寫入Apache Hudi資料集

這一節我們將介紹使用DeltaStreamer工具從外部源甚至其他Hudi資料集攝取新更改的方法，
以及通過使用Hudi資料來源的upserts加快大型Spark作業的方法。
對於此類資料集，我們可以使用各種查詢引擎查詢它們。

寫操作

在此之前，瞭解Hudi資料來源及delta streamer工具提供的三種不同的寫操作以及如何最佳利用它們可能會有所幫助。
這些操作可以在針對資料集發出的每個提交/增量提交中進行選擇/更改。

UPSERT（插入更新）：這是預設操作，在該操作中，通過查詢索引，首先將輸入記錄標記為插入或更新。
在執行啟發式方法以確定如何最好地將這些記錄放到儲存上，如優化檔案大小之類後，這些記錄最終會被寫入。
對於諸如資料庫更改捕獲之類的用例，建議該操作，因為輸入幾乎肯定包含更新。

INSERT（插入）：就使用啟發式方法確定檔案大小而言，此操作與插入更新（UPSERT）非常相似，但此操作完全跳過了索引查詢步驟。
因此，對於日誌重複資料刪除等用例（結合下面提到的過濾重複項的選項），它可以比插入更新快得多。
插入也適用於這種用例，這種情況資料集可以允許重複項，但只需要Hudi的事務寫/增量提取/儲存管理功能。
BULK_INSERT（批插入）：插入更新和插入操作都將輸入記錄儲存在記憶體中，以加快儲存優化啟發式計算的速度（以及其它未提及的方面）。
所以對Hudi資料集進行初始載入/引導時這兩種操作會很低效。批量插入提供與插入相同的語義，但同時實現了基於排序的資料寫入演算法，
該演算法可以很好地擴充套件數百TB的初始負載。但是，相比於插入和插入更新能保證檔案大小，批插入在調整檔案大小上只能盡力而為。

DeltaStreamer

HoodieDeltaStreamer實用工具 (hudi-utilities-bundle中的一部分) 提供了從DFS或Kafka等不同來源進行攝取的方式，並具有以下功能。

從Kafka單次攝取新事件，從Sqoop、HiveIncrementalPuller輸出或DFS資料夾中的多個檔案
增量匯入
支援json、avro或自定義記錄型別的傳入資料
管理檢查點，回滾和恢復
利用DFS或Confluent schema登錄檔的Avro模式。
支援自定義轉換操作

命令列選項更詳細地描述了這些功能：

[hoodie]$ spark-submit --class org.apache.hudi.utilities.deltastreamer.HoodieDeltaStreamer `ls packaging/hudi-utilities-bundle/target/hudi-utilities-bundle-*.jar` --help
Usage: <main class> [options]
  Options:
    --commit-on-errors
        Commit even when some records failed to be written
      Default: false
    --enable-hive-sync
          Enable syncing to hive
       Default: false
    --filter-dupes
          Should duplicate records from source be dropped/filtered outbefore 
          insert/bulk-insert 
      Default: false
    --help, -h
    --hudi-conf
          Any configuration that can be set in the properties file (using the CLI 
          parameter "--propsFilePath") can also be passed command line using this 
          parameter 
          Default: []
    --op
      Takes one of these values : UPSERT (default), INSERT (use when input is
      purely new data/inserts to gain speed)
      Default: UPSERT
      Possible Values: [UPSERT, INSERT, BULK_INSERT]
    --payload-class
      subclass of HoodieRecordPayload, that works off a GenericRecord.
      Implement your own, if you want to do something other than overwriting
      existing value
      Default: org.apache.hudi.OverwriteWithLatestAvroPayload
    --props
      path to properties file on localfs or dfs, with configurations for
      Hudi client, schema provider, key generator and data source.
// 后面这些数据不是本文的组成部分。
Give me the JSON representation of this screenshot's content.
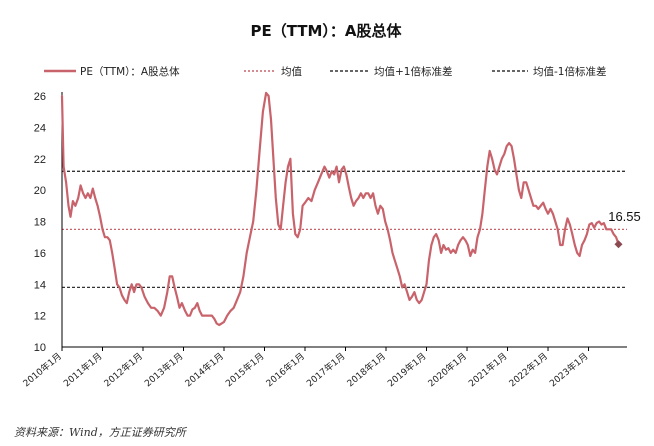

For
      Hudi client props, sane defaults are used, but recommend use to
      provide basic things like metrics endpoints, hive configs etc. For
      sources, referto individual classes, for supported properties.
      Default: file:///Users/vinoth/bin/hoodie/src/test/resources/delta-streamer-config/dfs-source.properties
    --schemaprovider-class
      subclass of org.apache.hudi.utilities.schema.SchemaProvider to attach
      schemas to input & target table data, built in options:
      FilebasedSchemaProvider
      Default: org.apache.hudi.utilities.schema.FilebasedSchemaProvider
    --source-class
      Subclass of org.apache.hudi.utilities.sources to read data. Built-in
      options: org.apache.hudi.utilities.sources.{JsonDFSSource (default),
      AvroDFSSource, JsonKafkaSource, AvroKafkaSource, HiveIncrPullSource}
      Default: org.apache.hudi.utilities.sources.JsonDFSSource
    --source-limit
      Maximum amount of data to read from source. Default: No limit For e.g:
      DFSSource => max bytes to read, KafkaSource => max events to read
      Default: 9223372036854775807
    --source-ordering-field
      Field within source record to decide how to break ties between records
      with same key in input data. Default: 'ts' holding unix timestamp of
      record
      Default: ts
    --spark-master
      spark master to use.
      Default: local[2]
  * --target-base-path
      base path for the target Hudi dataset. (Will be created if did not
      exist first time around. If exists, expected to be a Hudi dataset)
  * --target-table
      name of the target table in Hive
    --transformer-class
      subclass of org.apache.hudi.utilities.transform.Transformer. UDF to
      transform raw source dataset to a target dataset (conforming to target
      schema) before writing. Default : Not set. E:g -
      org.apache.hudi.utilities.transform.SqlQueryBasedTransformer (which
      allows a SQL query template to be passed as a transformation function)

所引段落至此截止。